Die Lehrkräfte am KAG werden demokratisch repräsentiert durch den Personalrat und durch die Lehrervertretung im Schulforum. Lehrerkonferenz, Fachschaften, Disziplinarausschuss, Steuerungsgruppe, Klassenkonferenzen, Fachleiter-Konferenz und Arbeitskreise bieten den Lehrkräften Möglichkeiten, das Schulleben mitzugestalten. Die Vertreterinnen und Vertreter im Schulforum, im Disziplinarausschuss und in der Steuerungsgruppe werden in der ersten Woche eines jeden Schuljahres in geheimer Wahl vom Kollegium bestimmt.

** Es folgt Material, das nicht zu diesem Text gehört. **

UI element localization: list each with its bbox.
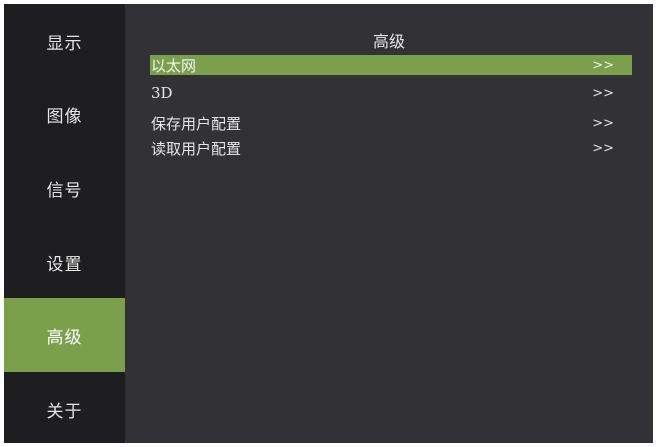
sidebar-item-label: 高级 — [46, 327, 83, 348]
osd-menu-window: 显示 图像 信号 设置 高级 关于 高级 以太网 >> 3D >> 保存用户配置… — [4, 4, 653, 443]
advanced-panel: 高级 以太网 >> 3D >> 保存用户配置 >> 读取用户配置 >> — [125, 4, 653, 443]
chevron-right-icon: >> — [592, 85, 614, 101]
menu-item-ethernet[interactable]: 以太网 >> — [150, 55, 632, 75]
menu-item-save-user-config[interactable]: 保存用户配置 >> — [150, 113, 632, 133]
menu-item-label: 读取用户配置 — [151, 139, 242, 158]
sidebar-item-image[interactable]: 图像 — [4, 77, 125, 151]
sidebar-item-signal[interactable]: 信号 — [4, 151, 125, 225]
sidebar-item-about[interactable]: 关于 — [4, 372, 125, 443]
sidebar-item-settings[interactable]: 设置 — [4, 225, 125, 299]
chevron-right-icon: >> — [592, 115, 614, 131]
sidebar-item-label: 关于 — [46, 401, 83, 422]
sidebar-item-display[interactable]: 显示 — [4, 4, 125, 78]
chevron-right-icon: >> — [592, 140, 614, 156]
menu-item-load-user-config[interactable]: 读取用户配置 >> — [150, 138, 632, 158]
sidebar-item-label: 显示 — [46, 33, 83, 54]
menu-item-label: 以太网 — [151, 56, 197, 75]
menu-item-label: 3D — [151, 84, 173, 102]
menu-item-3d[interactable]: 3D >> — [150, 83, 632, 103]
sidebar: 显示 图像 信号 设置 高级 关于 — [4, 4, 125, 443]
panel-title: 高级 — [372, 32, 405, 51]
menu-item-label: 保存用户配置 — [151, 114, 242, 133]
sidebar-item-label: 图像 — [46, 106, 83, 127]
sidebar-item-label: 信号 — [46, 180, 83, 201]
sidebar-item-label: 设置 — [46, 254, 83, 275]
sidebar-item-advanced[interactable]: 高级 — [4, 298, 125, 372]
chevron-right-icon: >> — [592, 57, 614, 73]
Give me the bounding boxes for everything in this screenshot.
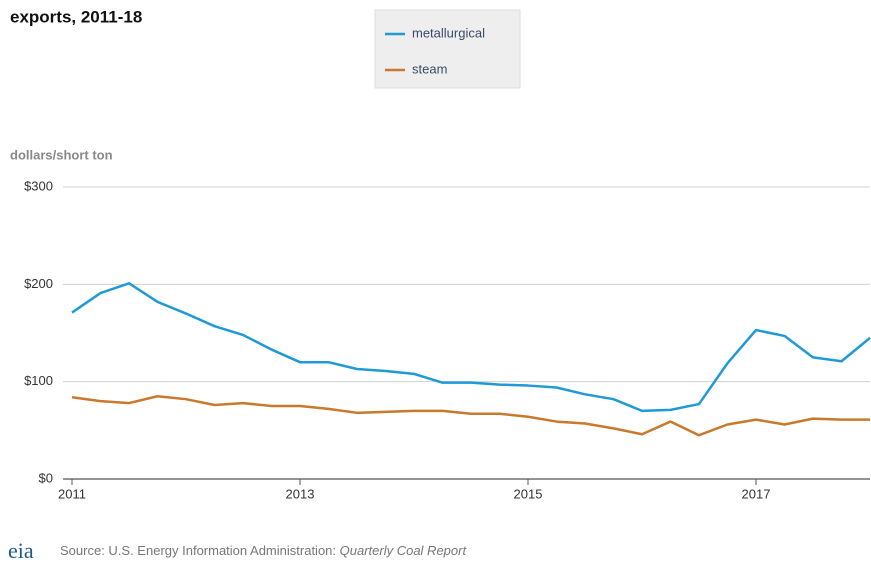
source: Source: U.S. Energy Information Administ… (60, 543, 467, 558)
source-report: Quarterly Coal Report (340, 543, 468, 558)
x-tick-label: 2015 (514, 486, 543, 501)
y-tick-label: $100 (24, 373, 53, 388)
source-text: Source: U.S. Energy Information Administ… (60, 543, 340, 558)
legend-label: steam (412, 61, 447, 76)
chart-title: exports, 2011-18 (10, 7, 142, 26)
y-tick-label: $0 (39, 470, 53, 485)
line-series (71, 395, 870, 437)
x-tick-label: 2011 (58, 486, 86, 501)
logo: eia (8, 538, 34, 563)
legend-label: metallurgical (412, 25, 485, 40)
y-tick-label: $200 (24, 276, 53, 291)
y-axis-label: dollars/short ton (10, 147, 113, 162)
x-tick-label: 2013 (286, 486, 315, 501)
x-tick-label: 2017 (742, 486, 771, 501)
y-tick-label: $300 (24, 178, 53, 193)
legend-box (374, 9, 521, 89)
line-series (71, 282, 871, 413)
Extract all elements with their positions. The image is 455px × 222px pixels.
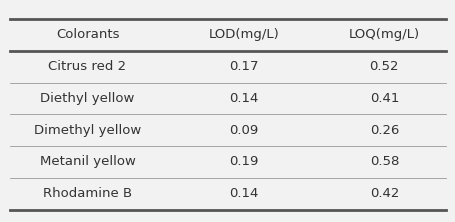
Text: Colorants: Colorants [56, 28, 119, 41]
Text: LOD(mg/L): LOD(mg/L) [208, 28, 278, 41]
Text: Diethyl yellow: Diethyl yellow [40, 92, 134, 105]
Text: 0.52: 0.52 [369, 60, 398, 73]
Text: 0.26: 0.26 [369, 124, 398, 137]
Text: Citrus red 2: Citrus red 2 [48, 60, 126, 73]
Text: 0.58: 0.58 [369, 155, 398, 168]
Text: 0.09: 0.09 [229, 124, 258, 137]
Text: LOQ(mg/L): LOQ(mg/L) [348, 28, 419, 41]
Text: 0.41: 0.41 [369, 92, 398, 105]
Text: Rhodamine B: Rhodamine B [43, 187, 132, 200]
Text: 0.14: 0.14 [229, 92, 258, 105]
Text: 0.42: 0.42 [369, 187, 398, 200]
Text: 0.17: 0.17 [228, 60, 258, 73]
Text: 0.14: 0.14 [229, 187, 258, 200]
Text: Metanil yellow: Metanil yellow [40, 155, 135, 168]
Text: 0.19: 0.19 [229, 155, 258, 168]
Text: Dimethyl yellow: Dimethyl yellow [34, 124, 141, 137]
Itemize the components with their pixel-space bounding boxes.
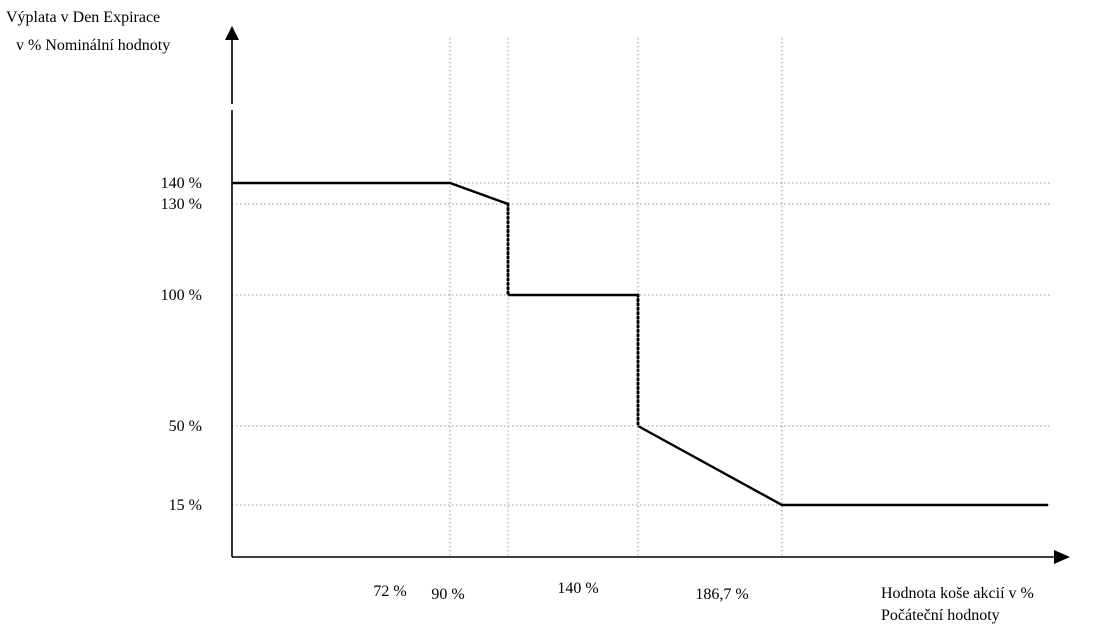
y-tick-label: 130 % [161, 196, 202, 213]
x-axis-label-line-2: Počáteční hodnoty [881, 607, 1000, 624]
x-tick-label: 186,7 % [695, 586, 748, 603]
y-axis-label-line-2: v % Nominální hodnoty [16, 37, 170, 54]
grid [232, 38, 1050, 557]
payoff-line-segment [637, 424, 1048, 507]
y-axis-arrow-icon [225, 26, 239, 40]
x-axis-arrow-icon [1054, 550, 1070, 564]
x-tick-label: 90 % [431, 586, 464, 603]
labels: Výplata v Den Expirace v % Nominální hod… [6, 9, 1034, 624]
x-tick-label: 140 % [557, 580, 598, 597]
y-tick-label: 100 % [161, 287, 202, 304]
y-tick-label: 140 % [161, 175, 202, 192]
payoff-series [232, 181, 1048, 507]
y-axis-label-line-1: Výplata v Den Expirace [6, 9, 160, 26]
payoff-line-segment [232, 181, 509, 206]
axes [225, 26, 1070, 564]
x-axis-label-line-1: Hodnota koše akcií v % [881, 585, 1034, 602]
y-tick-label: 15 % [169, 497, 202, 514]
y-tick-label: 50 % [169, 418, 202, 435]
x-tick-label: 72 % [373, 583, 406, 600]
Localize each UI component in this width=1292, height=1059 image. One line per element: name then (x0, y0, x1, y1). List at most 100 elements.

Die Verbindungslehrkräfte sind Ansprechpartner der Schülerinnen und Schüler und unterstützen die SMV. Alle Mitglieder des Lehrerkollegiums haben die Möglichkeit, sich zur Wahl zu stellen, die jeweils am Ende des Schuljahres stattfindet.

Das Schulforum ist eine Art Schulparlament, das sich aus SMV, Eltern, Lehrerinnen und Lehrern und Schulleitung zusammensetzt. Im Schulforum werden wichtige Aspekte des Schullebens erörtert und soweit möglich entschieden.

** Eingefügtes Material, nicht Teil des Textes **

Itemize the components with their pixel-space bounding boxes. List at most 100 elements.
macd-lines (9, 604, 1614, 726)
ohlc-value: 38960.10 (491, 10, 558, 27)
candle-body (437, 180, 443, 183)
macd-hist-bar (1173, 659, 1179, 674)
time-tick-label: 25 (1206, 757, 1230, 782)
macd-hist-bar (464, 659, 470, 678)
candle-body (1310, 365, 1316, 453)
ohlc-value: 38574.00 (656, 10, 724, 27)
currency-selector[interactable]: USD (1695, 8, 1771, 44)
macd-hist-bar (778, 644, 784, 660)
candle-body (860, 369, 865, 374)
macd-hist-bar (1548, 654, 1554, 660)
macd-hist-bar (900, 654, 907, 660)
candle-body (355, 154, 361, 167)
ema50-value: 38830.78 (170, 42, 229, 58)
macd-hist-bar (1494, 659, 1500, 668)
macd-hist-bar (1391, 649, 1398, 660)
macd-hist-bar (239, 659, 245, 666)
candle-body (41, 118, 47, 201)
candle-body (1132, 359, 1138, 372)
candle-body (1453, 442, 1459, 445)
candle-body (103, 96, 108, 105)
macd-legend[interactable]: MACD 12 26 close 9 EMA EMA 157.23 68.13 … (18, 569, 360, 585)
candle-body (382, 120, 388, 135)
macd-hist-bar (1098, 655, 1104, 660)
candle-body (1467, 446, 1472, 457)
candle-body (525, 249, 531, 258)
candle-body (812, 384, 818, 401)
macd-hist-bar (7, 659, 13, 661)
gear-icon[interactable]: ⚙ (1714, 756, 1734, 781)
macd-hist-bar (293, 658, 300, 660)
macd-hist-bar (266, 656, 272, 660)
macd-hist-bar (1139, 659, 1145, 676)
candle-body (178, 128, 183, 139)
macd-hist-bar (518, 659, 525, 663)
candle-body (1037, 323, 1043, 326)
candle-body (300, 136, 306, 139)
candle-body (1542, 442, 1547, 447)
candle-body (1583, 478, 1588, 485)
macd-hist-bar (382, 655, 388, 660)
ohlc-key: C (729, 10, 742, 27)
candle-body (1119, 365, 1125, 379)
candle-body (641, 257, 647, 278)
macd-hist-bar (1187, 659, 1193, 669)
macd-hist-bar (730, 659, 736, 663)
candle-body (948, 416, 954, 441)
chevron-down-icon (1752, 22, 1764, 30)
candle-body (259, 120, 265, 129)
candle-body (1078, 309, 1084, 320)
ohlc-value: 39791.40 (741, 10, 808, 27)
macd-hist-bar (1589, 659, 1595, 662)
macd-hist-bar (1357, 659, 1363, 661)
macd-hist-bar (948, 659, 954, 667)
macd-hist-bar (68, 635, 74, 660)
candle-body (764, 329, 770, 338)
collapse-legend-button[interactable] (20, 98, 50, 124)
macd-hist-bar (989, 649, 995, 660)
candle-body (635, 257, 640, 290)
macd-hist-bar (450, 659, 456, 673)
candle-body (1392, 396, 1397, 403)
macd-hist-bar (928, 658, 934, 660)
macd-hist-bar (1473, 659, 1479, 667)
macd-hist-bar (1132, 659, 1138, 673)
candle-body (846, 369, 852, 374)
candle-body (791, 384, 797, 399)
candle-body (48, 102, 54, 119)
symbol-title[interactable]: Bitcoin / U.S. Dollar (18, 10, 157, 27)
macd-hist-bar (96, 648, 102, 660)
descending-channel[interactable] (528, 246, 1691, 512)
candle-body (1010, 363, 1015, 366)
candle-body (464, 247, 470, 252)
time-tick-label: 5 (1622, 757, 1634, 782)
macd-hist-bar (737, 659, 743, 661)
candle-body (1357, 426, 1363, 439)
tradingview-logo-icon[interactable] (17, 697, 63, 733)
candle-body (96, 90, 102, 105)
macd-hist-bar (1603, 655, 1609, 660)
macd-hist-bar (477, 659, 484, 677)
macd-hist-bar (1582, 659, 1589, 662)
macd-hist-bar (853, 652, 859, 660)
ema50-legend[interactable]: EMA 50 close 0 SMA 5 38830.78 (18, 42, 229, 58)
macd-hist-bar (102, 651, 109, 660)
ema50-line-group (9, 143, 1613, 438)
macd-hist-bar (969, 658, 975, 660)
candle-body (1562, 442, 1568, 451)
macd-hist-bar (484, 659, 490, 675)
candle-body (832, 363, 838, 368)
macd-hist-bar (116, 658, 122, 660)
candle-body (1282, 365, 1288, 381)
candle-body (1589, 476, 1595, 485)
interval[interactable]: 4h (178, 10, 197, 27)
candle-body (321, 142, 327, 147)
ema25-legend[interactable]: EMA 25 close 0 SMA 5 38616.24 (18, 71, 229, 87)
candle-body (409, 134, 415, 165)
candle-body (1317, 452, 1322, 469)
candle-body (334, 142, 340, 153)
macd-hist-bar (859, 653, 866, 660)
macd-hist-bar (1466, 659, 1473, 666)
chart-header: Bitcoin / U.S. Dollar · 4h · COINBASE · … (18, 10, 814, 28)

Der Termin einer Schulforumssitzung, die mindestens viermal im Jahr stattfindet, muss spätestens sechs Wochen vor dem Treffen bekannt gegeben werden. Die Frist zur Stellung von Anträgen aller Beteiligten läuft bis drei Wochen vor dem Termin. Die Tagesordnung und die Anträge müssen spätestens zwei Wochen vor der Sitzung des Schulforums allgemein bekannt gegeben werden. Ebenso müssen alle Beschlüsse des Schulforums transparent gemacht werden.

Wer  MITBESTIMMUNG  fordert, muss auch VERANTWORTUNG übernehmen. Dies muss unter gegenseitiger WERTSCHÄTZUNG erfolgen und soll zu einem SOZIALEN MITEINANDER führen und schlussendlich auch zum SOZIALEN WOHLBEFINDEN eines jeden Einzelnen.